À la fin de la journée, deux personnes ont été emmenées en garde à vue : l’homme masqué et une femme — montée elle aussi sur une abatteuse lors d’une autre tentative de blocage pacifiste le même jour pour empêcher des défrichements, près de Brenthonne.

Le 28 août, le concessionnaire Amedea, filiale du groupe Eiffage, a obtenu l’autorisation environnementale de la préfecture de Haute-Savoie pour construire « l’autoroute du Chablais ». Les pro-autoroute vantent une infrastructure qui va désengorger un réseau routier qu’ils estiment saturé et améliorer la sécurité routière. Longue de 16,5 km, elle est prévue pour une mise en service en 2029. Depuis, tout s’est accéléré, au grand dam du maraîcher Jérôme Dethes.
Expropriations
Il dénonce un « passage en force similaire à ce qui s’est passé pour l’A69 » entre Toulouse et Castres, car les expropriations (soit le fait que l’État contraigne un propriétaire à céder son bien pour la réalisation d’un projet reconnu d’utilité publique) sont toujours en cours. Ce que reconnaît d’ailleurs en partie le concessionnaire Amedea auprès de Reporterre : « Nous avons acquis 1 300 parcelles, il en reste une centaine en phase d’expropriation. C’est la raison pour laquelle nous avons une autorisation administrative d’occupation temporaire pour effectuer des travaux préparatoires, en attendant leur acquisition. » Or, selon les opposants, cet arrêté ne permettrait pas de toucher à l’intégrité des parcelles. La préfecture de Haute-Savoie n’a pas répondu à nos questions.

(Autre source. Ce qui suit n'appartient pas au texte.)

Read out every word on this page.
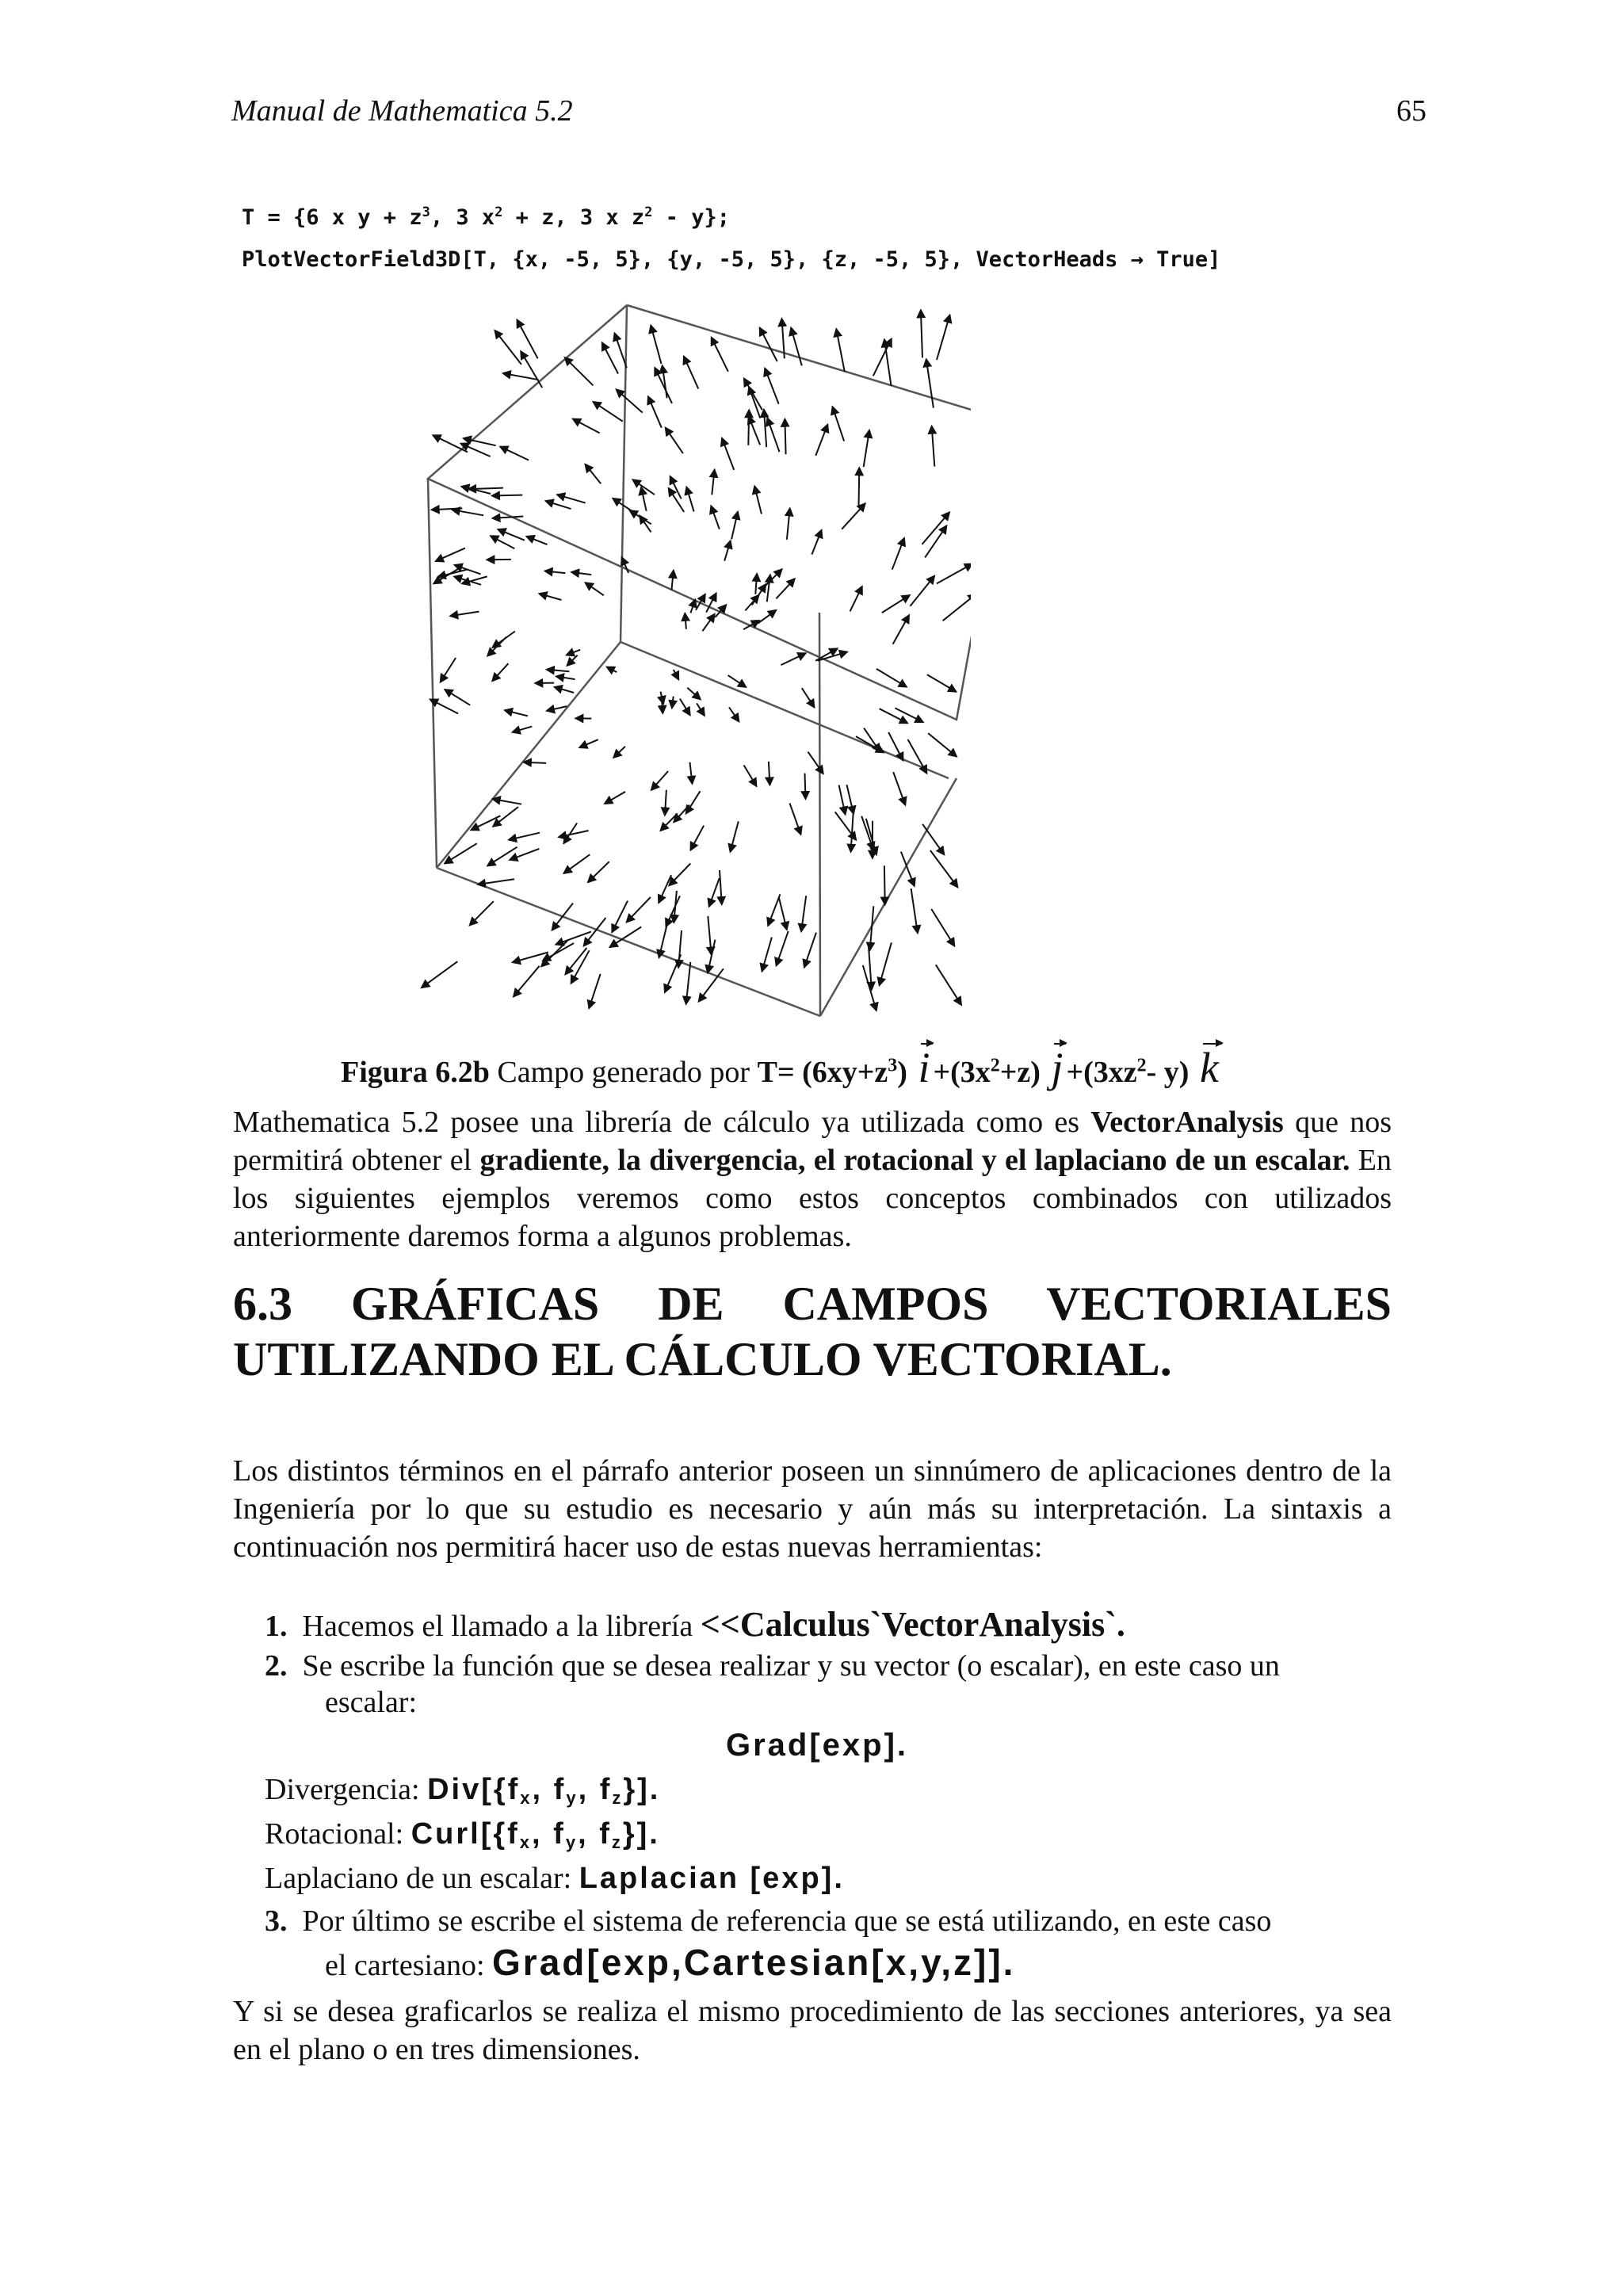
Manual de Mathematica 5.2	65
T = {6 x $y + z^3$, 3 $x^2 + z$, 3 x $z^2 - y$};
PlotVectorField3D[T, {x, -5, 5}, {y, -5, 5}, {z, -5, 5}, VectorHeads → True]
Figura 6.2b Campo generado por $T= (6xy+z^3)$ $i +(3x^2+z)$ $j +(3xz^2-$ y) k
Mathematica 5.2 posee una librería de cálculo ya utilizada como es VectorAnalysis que nos permitirá obtener el gradiente, la divergencia, el rotacional y el laplaciano de un escalar. En los siguientes ejemplos veremos como estos conceptos combinados con utilizados anteriormente daremos forma a algunos problemas.
6.3 GRÁFICAS DE CAMPOS VECTORIALES
UTILIZANDO EL CÁLCULO VECTORIAL.
Los distintos términos en el párrafo anterior poseen un sinnúmero de aplicaciones dentro de la Ingeniería por lo que su estudio es necesario y aún más su interpretación. La sintaxis a continuación nos permitirá hacer uso de estas nuevas herramientas:
1. Hacemos el llamado a la librería <<Calculus`VectorAnalysis`.
2. Se escribe la función que se desea realizar y su vector (o escalar), en este caso un
escalar:
Grad[exp].
Divergencia: $Div[\{f_x$, $f_y$, $f_z$}].
Rotacional: $Curl[\{f_x$, $f_y$, $f_z$}].
Laplaciano de un escalar: Laplacian [exp].
3. Por último se escribe el sistema de referencia que se está utilizando, en este caso
el cartesiano: Grad[exp,Cartesian[x,y,z]].
Y si se desea graficarlos se realiza el mismo procedimiento de las secciones anteriores, ya sea en el plano o en tres dimensiones.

Face à ces opérations entachées d’irrégularités, Joanna et Jérôme nous emmènent voir plusieurs zones déjà déboisées. Chaque défrichement est documenté, photos à l’appui, en vue de constituer des preuves pour un futur référé-suspension porté par France Nature Environnement 74. Mais les deux opposants veulent aussi montrer tout ce qu’il reste à sauver. L’emprise totale du chantier est d’au moins 177 hectares, dont 70 de terres agricoles et 56 hectares de zones humides. Le Conseil national pour la protection de la nature a émis un avis défavorable à ce projet.

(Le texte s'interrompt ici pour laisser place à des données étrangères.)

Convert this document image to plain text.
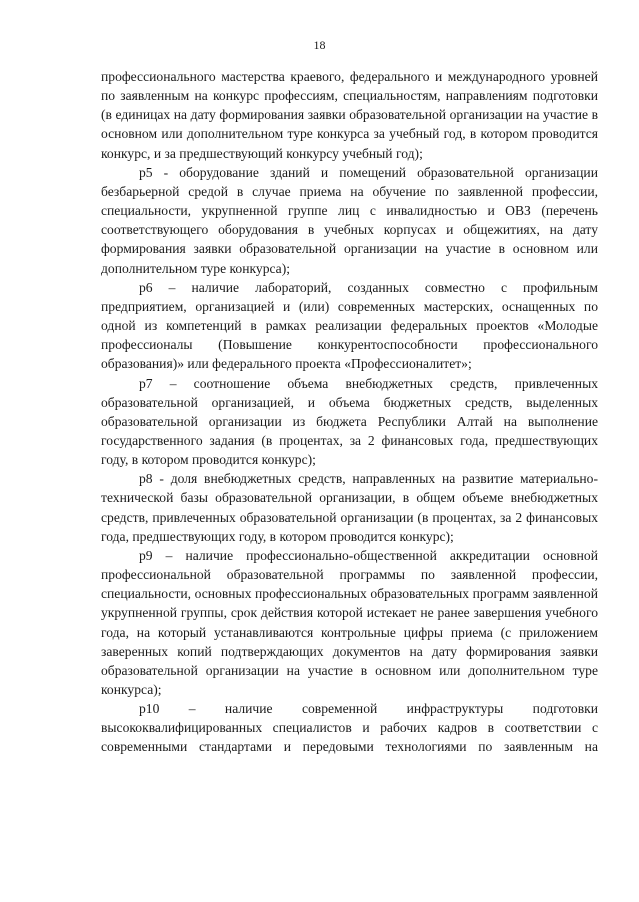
18

профессионального мастерства краевого, федерального и международного уровней по заявленным на конкурс профессиям, специальностям, направлениям подготовки (в единицах на дату формирования заявки образовательной организации на участие в основном или дополнительном туре конкурса за учебный год, в котором проводится конкурс, и за предшествующий конкурсу учебный год);

p5 - оборудование зданий и помещений образовательной организации безбарьерной средой в случае приема на обучение по заявленной профессии, специальности, укрупненной группе лиц с инвалидностью и ОВЗ (перечень соответствующего оборудования в учебных корпусах и общежитиях, на дату формирования заявки образовательной организации на участие в основном или дополнительном туре конкурса);

p6 – наличие лабораторий, созданных совместно с профильным предприятием, организацией и (или) современных мастерских, оснащенных по одной из компетенций в рамках реализации федеральных проектов «Молодые профессионалы (Повышение конкурентоспособности профессионального образования)» или федерального проекта «Профессионалитет»;

p7 – соотношение объема внебюджетных средств, привлеченных образовательной организацией, и объема бюджетных средств, выделенных образовательной организации из бюджета Республики Алтай на выполнение государственного задания (в процентах, за 2 финансовых года, предшествующих году, в котором проводится конкурс);

p8 - доля внебюджетных средств, направленных на развитие материально- технической базы образовательной организации, в общем объеме внебюджетных средств, привлеченных образовательной организации (в процентах, за 2 финансовых года, предшествующих году, в котором проводится конкурс);

p9 – наличие профессионально-общественной аккредитации основной профессиональной образовательной программы по заявленной профессии, специальности, основных профессиональных образовательных программ заявленной укрупненной группы, срок действия которой истекает не ранее завершения учебного года, на который устанавливаются контрольные цифры приема (с приложением заверенных копий подтверждающих документов на дату формирования заявки образовательной организации на участие в основном или дополнительном туре конкурса);

p10 – наличие современной инфраструктуры подготовки высококвалифицированных специалистов и рабочих кадров в соответствии с современными стандартами и передовыми технологиями по заявленным на
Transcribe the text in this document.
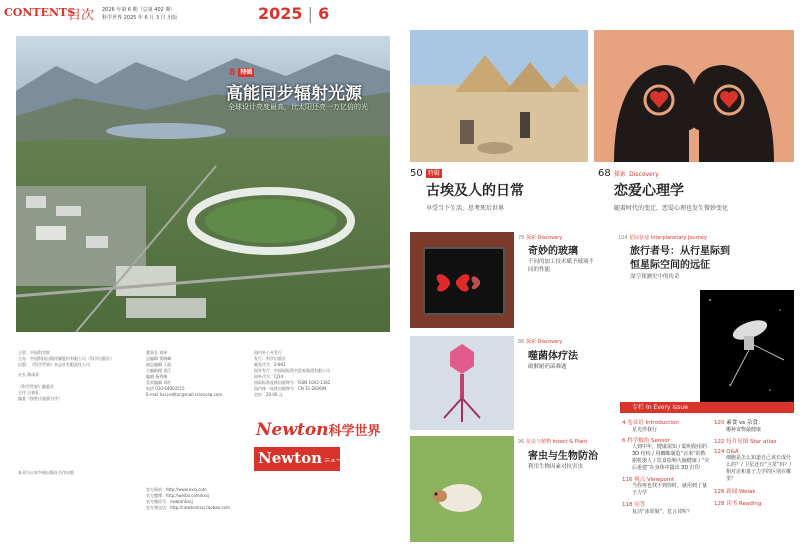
CONTENTS
目次 2026 年第 6 期（总第 402 期）
科学世界 2025 年 6 月 3 日 出版	2025 | 6
8 特辑
高能同步辐射光源
全球设计亮度最高，比太阳还亮一万亿倍的光
主管：中国科学院
主办：中国科技出版传媒股份有限公司（科学出版社）
出版：《科学世界》杂志社有限责任公司
社长 路甬祥
《科学世界》编委会
主任 白春礼
编委（按姓氏笔画为序）
董事长 刘伟
总编辑 贺晓峰
副总编辑 王政
主编助理 刘江
编辑 杨秀梅
美术编辑 刘红
电话 010-64003515
E-mail kxsj-editor@mail.sciencep.com
国内外公开发行
发行：科学出版社
邮发代号：2-802
国外发行：中国国际图书贸易集团有限公司
国外代号：CJ14
国际标准连续出版物号：ISSN 1003-1162
国内统一连续出版物号：CN 11-2836/N
定价：20.00 元
Newton科学世界
Newton ニュートン
官方网站：http://www.kxsj.com
官方微博：http://weibo.com/kxsj
官方微信号：newtonkxsj
官方淘宝店：http://newtonkxsj.taobao.com
本刊与日本牛顿出版社合作出版
50 特辑
古埃及人的日常
享受当下生活，思考死后世界
68 探索 Discovery
恋爱心理学
随着时代的变迁，恋爱心理也发生微妙变化
78 探索 Discovery
奇妙的玻璃
不同的加工技术赋予玻璃不同的性能
104 星际征途 Interplanetary Journey
旅行者号：从行星际到
恒星际空间的远征
深空探测史中的传奇
86 探索 Discovery
噬菌体疗法
破解耐药菌难题
96 昆虫与植物 Insect & Plant
害虫与生物防治
利用生物因素对抗害虫
专栏 In Every Issue
4 卷首语 Introduction
星光伴我行
6 科学触角 Sensor
人到中年，健康需知 / 聪明使用的 3D 结构 / 用蜘蛛制造“百米”的数据机器人 / 饮食影响大脑健康 / “灾后重建”在身体中露出 3D 打印
116 视点 Viewpoint
当你再也找不到你时，就用到了量子力学
118 问答
复活“冰原狼”，危言耸听？
120 素食 vs 杂食：
哪种食物最健康
122 每月星图 Star atlas
124 Q&A
细胞是怎么知道自己该长成什么的？/ 卫星还有“卫星”吗？/ 相对论和量子力学的区别在哪里？
126 新闻 Weiak
128 读书 Reading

« Là, on est sur une parcelle qui sert à produire du lait pour le Reblochon », lâche l’homme longiligne, portant un t-shirt de la Confédération paysanne, syndicat agricole dont il est élu. En raison de l’humidité naturelle de ces sols, l’herbe est encore verte malgré l’été caniculaire qui se prolonge. « Cette ferme est l’une des plus impactées, elle va perdre 15 hectares. Ces espaces-là devraient être conservés avec les sécheresses à venir », alerte-t-il. Ici, l’échangeur de Perrignier, l’un des trois de l’A412, pourrait bientôt faire partie du paysage.
« Là, on est sur une parcelle qui sert à produire du lait pour le Reblochon »

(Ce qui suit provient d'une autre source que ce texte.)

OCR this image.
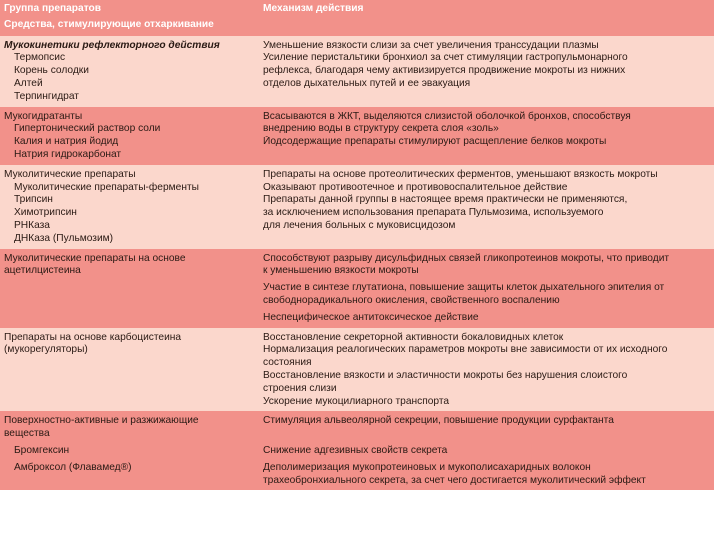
Группа препаратов	Механизм действия
Средства, стимулирующие отхаркивание	
Мукокинетики рефлекторного действия	Уменьшение вязкости слизи за счет увеличения транссудации плазмы
Термопсис	Усиление перистальтики бронхиол за счет стимуляции гастропульмонарного
Корень солодки	рефлекса, благодаря чему активизируется продвижение мокроты из нижних
Алтей	отделов дыхательных путей и ее эвакуация
Терпингидрат	
Мукогидратанты	Всасываются в ЖКТ, выделяются слизистой оболочкой бронхов, способствуя
Гипертонический раствор соли	внедрению воды в структуру секрета слоя «золь»
Калия и натрия йодид	Йодсодержащие препараты стимулируют расщепление белков мокроты
Натрия гидрокарбонат	
Муколитические препараты	Препараты на основе протеолитических ферментов, уменьшают вязкость мокроты
Муколитические препараты-ферменты	Оказывают противоотечное и противовоспалительное действие
Трипсин	Препараты данной группы в настоящее время практически не применяются,
Химотрипсин	за исключением использования препарата Пульмозима, используемого
РНКаза	для лечения больных с муковисцидозом
ДНКаза (Пульмозим)	
Муколитические препараты на основе	Способствуют разрыву дисульфидных связей гликопротеинов мокроты, что приводит
ацетилцистеина	к уменьшению вязкости мокроты
	Участие в синтезе глутатиона, повышение защиты клеток дыхательного эпителия от
	свободнорадикального окисления, свойственного воспалению
	Неспецифическое антитоксическое действие
Препараты на основе карбоцистеина	Восстановление секреторной активности бокаловидных клеток
(мукорегуляторы)	Нормализация реалогических параметров мокроты вне зависимости от их исходного
	состояния
	Восстановление вязкости и эластичности мокроты без нарушения слоистого
	строения слизи
	Ускорение мукоцилиарного транспорта
Поверхностно-активные и разжижающие	Стимуляция альвеолярной секреции, повышение продукции сурфактанта
вещества	
Бромгексин	Снижение адгезивных свойств секрета
Амброксол (Флавамед®)	Деполимеризация мукопротеиновых и мукополисахаридных волокон
	трахеобронхиального секрета, за счет чего достигается муколитический эффект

Non loin de Bons-en-Chablais, dans la forêt parsemée de zones humides de Planbois qui se trouve elle aussi sur le tracé, on croise deux habitants en quête de champignons. L’un découvre que ses coins à cèpes sont officiellement menacés :
« Qu’est-ce qu’on peut faire ?
— Il faut se battre !, lui répond Joanna. Être sur le terrain, faire un don à la lutte, en parler autour de vous, comprendre que ce qui se passe est illégal… »
L’année dernière dans cette clairière, un opposant avait jeûné pendant 412 heures pour protester contre l’autoroute, raconte le journal Le Messager. Quelques poèmes et dessins en hommage aux lieux sont accrochés aux branches. « De la résistance silencieuse », s’émeut Jérôme Dethes.